3. Use of a bridged fluorinated ester according to claim 1, wherein: the bridged fluorinated ester is used for synthesizing a compound PSI-6130 with the general formula (VII):

PSI-6130 was used as an intermediate to prepare sofosbuvir drugs.

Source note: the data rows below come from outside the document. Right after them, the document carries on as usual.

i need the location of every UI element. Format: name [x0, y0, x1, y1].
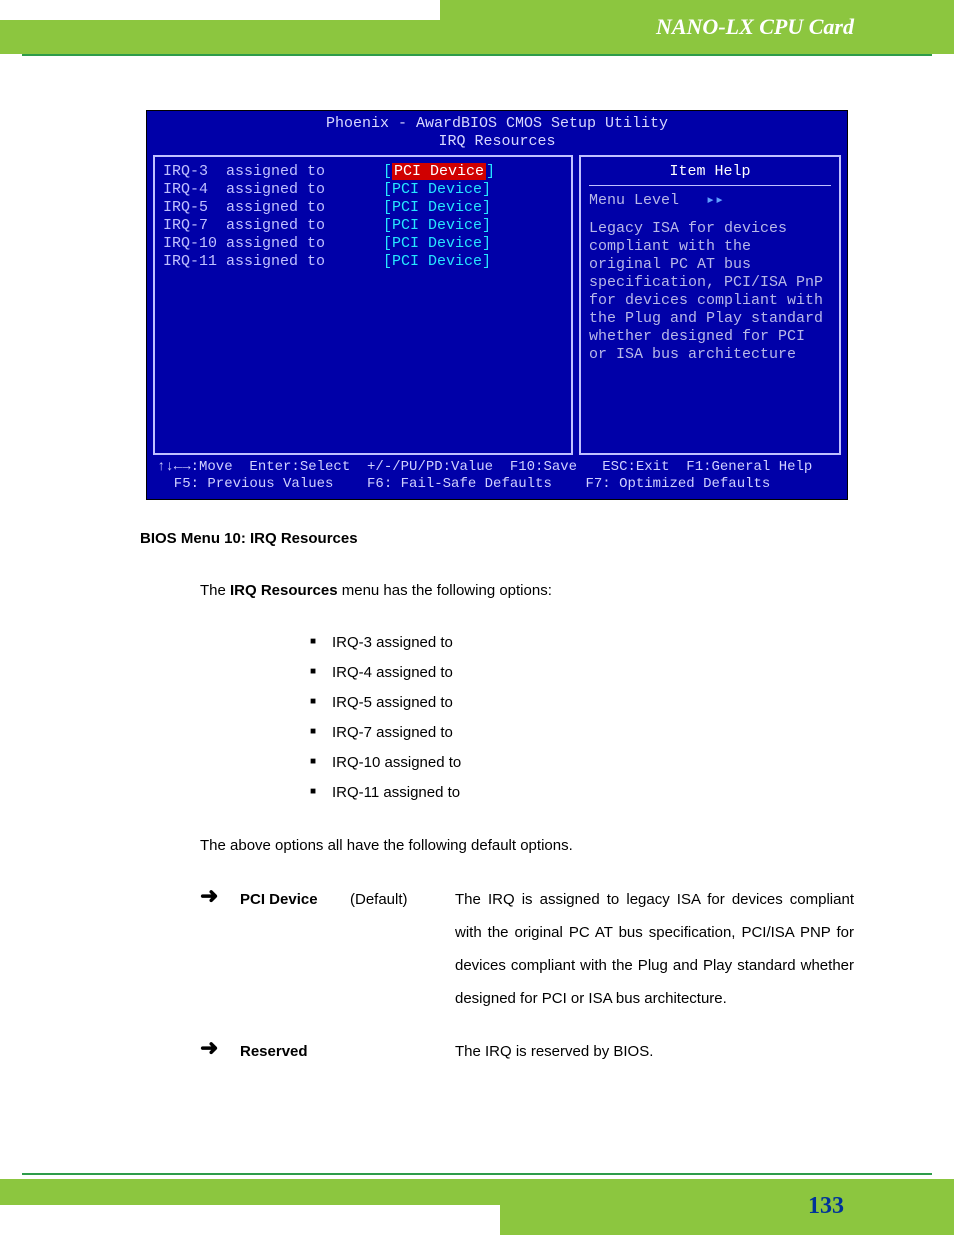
intro-prefix: The: [200, 582, 230, 599]
bios-irq-label: IRQ-5 assigned to: [163, 199, 383, 217]
header-notch: [0, 0, 440, 20]
option-desc: The IRQ is assigned to legacy ISA for de…: [455, 883, 854, 1015]
bios-item-help-header: Item Help: [589, 163, 831, 186]
bios-help-text: Legacy ISA for devices compliant with th…: [589, 220, 831, 364]
bios-irq-row: IRQ-11 assigned to[PCI Device]: [163, 253, 563, 271]
option-desc: The IRQ is reserved by BIOS.: [455, 1035, 854, 1068]
option-bullet: IRQ-7 assigned to: [310, 718, 854, 748]
bios-menu-level: Menu Level ▸▸: [589, 192, 831, 210]
intro-bold: IRQ Resources: [230, 582, 338, 599]
bios-title: Phoenix - AwardBIOS CMOS Setup Utility I…: [147, 111, 847, 153]
page-number: 133: [808, 1193, 844, 1220]
figure-caption: BIOS Menu 10: IRQ Resources: [140, 530, 854, 547]
bios-screenshot: Phoenix - AwardBIOS CMOS Setup Utility I…: [146, 110, 848, 500]
bios-irq-value: [PCI Device]: [383, 199, 491, 217]
footer-notch: [0, 1205, 500, 1235]
option-row: ➜Reserved The IRQ is reserved by BIOS.: [200, 1035, 854, 1068]
page-content: Phoenix - AwardBIOS CMOS Setup Utility I…: [0, 70, 954, 1165]
header-rule: [22, 54, 932, 56]
bios-irq-row: IRQ-3 assigned to[PCI Device]: [163, 163, 563, 181]
option-name: Reserved: [240, 1035, 350, 1068]
page-footer-band: 133: [0, 1179, 954, 1235]
bios-irq-label: IRQ-11 assigned to: [163, 253, 383, 271]
bios-irq-value: [PCI Device]: [383, 235, 491, 253]
bios-menu-level-label: Menu Level: [589, 192, 679, 209]
bios-irq-row: IRQ-4 assigned to[PCI Device]: [163, 181, 563, 199]
bios-title-line1: Phoenix - AwardBIOS CMOS Setup Utility: [326, 115, 668, 132]
bios-footer-line1: ↑↓←→:Move Enter:Select +/-/PU/PD:Value F…: [157, 459, 812, 475]
bios-irq-label: IRQ-10 assigned to: [163, 235, 383, 253]
bios-footer: ↑↓←→:Move Enter:Select +/-/PU/PD:Value F…: [147, 457, 847, 499]
option-bullet: IRQ-4 assigned to: [310, 658, 854, 688]
option-bullet: IRQ-10 assigned to: [310, 748, 854, 778]
option-definitions: ➜PCI Device(Default)The IRQ is assigned …: [200, 883, 854, 1068]
option-name: PCI Device: [240, 883, 350, 916]
intro-suffix: menu has the following options:: [338, 582, 552, 599]
bios-panels: IRQ-3 assigned to[PCI Device]IRQ-4 assig…: [147, 153, 847, 457]
bios-irq-value: [PCI Device]: [383, 181, 491, 199]
option-bullet: IRQ-5 assigned to: [310, 688, 854, 718]
arrow-icon: ➜: [200, 883, 240, 909]
option-bullet: IRQ-11 assigned to: [310, 778, 854, 808]
bios-irq-label: IRQ-4 assigned to: [163, 181, 383, 199]
bios-irq-label: IRQ-3 assigned to: [163, 163, 383, 181]
footer-rule: [22, 1173, 932, 1175]
bios-irq-row: IRQ-7 assigned to[PCI Device]: [163, 217, 563, 235]
bios-footer-line2: F5: Previous Values F6: Fail-Safe Defaul…: [157, 476, 770, 492]
bios-menu-level-arrows: ▸▸: [706, 192, 724, 209]
after-list-paragraph: The above options all have the following…: [200, 832, 854, 859]
bios-left-panel: IRQ-3 assigned to[PCI Device]IRQ-4 assig…: [153, 155, 573, 455]
bios-irq-label: IRQ-7 assigned to: [163, 217, 383, 235]
page-header-band: NANO-LX CPU Card: [0, 0, 954, 54]
bios-irq-row: IRQ-5 assigned to[PCI Device]: [163, 199, 563, 217]
arrow-icon: ➜: [200, 1035, 240, 1061]
option-bullet-list: IRQ-3 assigned toIRQ-4 assigned toIRQ-5 …: [310, 628, 854, 808]
option-bullet: IRQ-3 assigned to: [310, 628, 854, 658]
option-default: (Default): [350, 883, 455, 916]
option-row: ➜PCI Device(Default)The IRQ is assigned …: [200, 883, 854, 1015]
doc-title: NANO-LX CPU Card: [656, 14, 854, 40]
bios-irq-value: [PCI Device]: [383, 163, 495, 181]
bios-title-line2: IRQ Resources: [438, 133, 555, 150]
bios-irq-value: [PCI Device]: [383, 217, 491, 235]
intro-paragraph: The IRQ Resources menu has the following…: [200, 577, 854, 604]
bios-irq-row: IRQ-10 assigned to[PCI Device]: [163, 235, 563, 253]
bios-irq-value: [PCI Device]: [383, 253, 491, 271]
bios-right-panel: Item Help Menu Level ▸▸ Legacy ISA for d…: [579, 155, 841, 455]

4. A preparation method for synthesizing PSI-6130 by utilizing bridged cyclic fluoro ester is characterized by comprising the following steps:

the use of a compound of formula (V), namely cyclic fluoro ester (1R,4R,5R,6R) -6-fluoro-6-methyl-2, 7-dioxabicyclo [2.2.1] heptyl-5-carboxylate, is via: forming glucoside and removing protecting group to form a compound PSI-6130 with a general formula (VII):

5. the method of claim 4, wherein the step of forming glycosides comprises reacting the compound of formula (v) with TMS-protected uracil or a compound of formula (v-1) in the presence of a lewis acid in a reaction solvent to form the compound of formula (vi):

wherein Y is OH or NHBz group;

when Y is an OH group, a compound of formula (VI-1) is formed:

when Y is a NHBz group, a compound of formula (VI-2) is formed:

wherein the Lewis acid is TMSOTf or SnCl₄、TiCl₄、BF₃·Et₂O, wherein the reaction solvent is DCM, Cl-Ph or ClCH₂CH₂Cl, MeCN, toluene, CF₃-Ph、CF₃-Ph/MeCN mixture, CH₃COOiPr or THF; the reaction temperature is-50 ℃ to 90 ℃.

6. The method of claim 4, wherein the deprotecting step comprises:

deprotecting the group using a compound of formula (VI-1) under basic conditions to form a compound of formula (VII) PSI-6130:

the compound with the general formula (VI-2) is firstly used for changing NHBz group into OH group under acidic condition, then protecting group is removed under alkaline condition to obtain the compound PSI-6130 with the reaction general formula (VII),

wherein the reaction solvent for removing the protecting group under the alkaline condition is MeOH, EtOH, H₂O, THF, DCM and toluene, and the reaction temperature is-50 ℃ to 90 ℃.